Abstract:Intraday bias in USD/CAD remains neutral for consolidation above 1.3405 temporary low. Upside of recovery should be limited by 1.3563 resistance to bring another fall.
USDCAD Analysis
Intraday bias in USD/CAD remains neutral for consolidation above 1.3405 temporary low. Upside of recovery should be limited by 1.3563 resistance to bring another fall. Break of 1.3405 will resume the decline from 1.3860, as the third leg of the corrective pattern from 1.3976, to 1.3224/61 support zone. Strong support should be seen around there to bring rebound.
OPEC cut oil output in a shock move, which creates more demand for the commodity. If the market demand for Oil decreases, OPEC will cut production, meaning theres less Oil and higher prices. The higher prices of Oil have caused uncertainty in the market, as this could lead to global inflation rising again. Central Banks will not want to see this and may have to use the tools at their disposal to combat rising inflation rates.

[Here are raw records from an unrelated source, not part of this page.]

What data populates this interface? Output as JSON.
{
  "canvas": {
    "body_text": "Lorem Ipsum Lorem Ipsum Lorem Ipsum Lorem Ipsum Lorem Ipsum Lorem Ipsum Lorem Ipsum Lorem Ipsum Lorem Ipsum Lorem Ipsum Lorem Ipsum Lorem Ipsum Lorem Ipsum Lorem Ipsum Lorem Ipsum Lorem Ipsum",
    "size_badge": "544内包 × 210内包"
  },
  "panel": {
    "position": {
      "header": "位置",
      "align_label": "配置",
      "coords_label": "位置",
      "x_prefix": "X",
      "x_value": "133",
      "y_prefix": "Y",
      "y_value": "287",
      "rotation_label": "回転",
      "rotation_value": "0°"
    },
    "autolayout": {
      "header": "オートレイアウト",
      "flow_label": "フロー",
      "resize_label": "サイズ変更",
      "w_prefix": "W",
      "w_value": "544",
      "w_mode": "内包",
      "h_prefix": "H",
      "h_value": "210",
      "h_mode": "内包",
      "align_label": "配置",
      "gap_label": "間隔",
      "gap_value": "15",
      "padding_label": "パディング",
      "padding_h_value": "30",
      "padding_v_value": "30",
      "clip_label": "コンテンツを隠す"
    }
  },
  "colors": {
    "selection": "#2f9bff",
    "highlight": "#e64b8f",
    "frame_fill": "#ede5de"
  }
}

USDCAD is trading within a larger time frame range between the highs of 1.3850 and the lows of 1.3250. Price has recently broken down through supporting lows at 1.3500 and retested it on the other side as resistance. If the price fails to trade above this level, the bearish momentum could continue. Sellers may look to be targeting the range lows of 1.3250. The daily time frame shows price closing back within the previous days range, this could be a bearish sign for price, as it shows a lack of buying intent.
USDCAD
The price on the chart has traded through multiple technical levels and some observations included:
• Price is trading within a range at 1.3850 and 1.3250.
• Price has recently found resistance at 1.3500.
• The daily candle shows a lack of intent from buyers.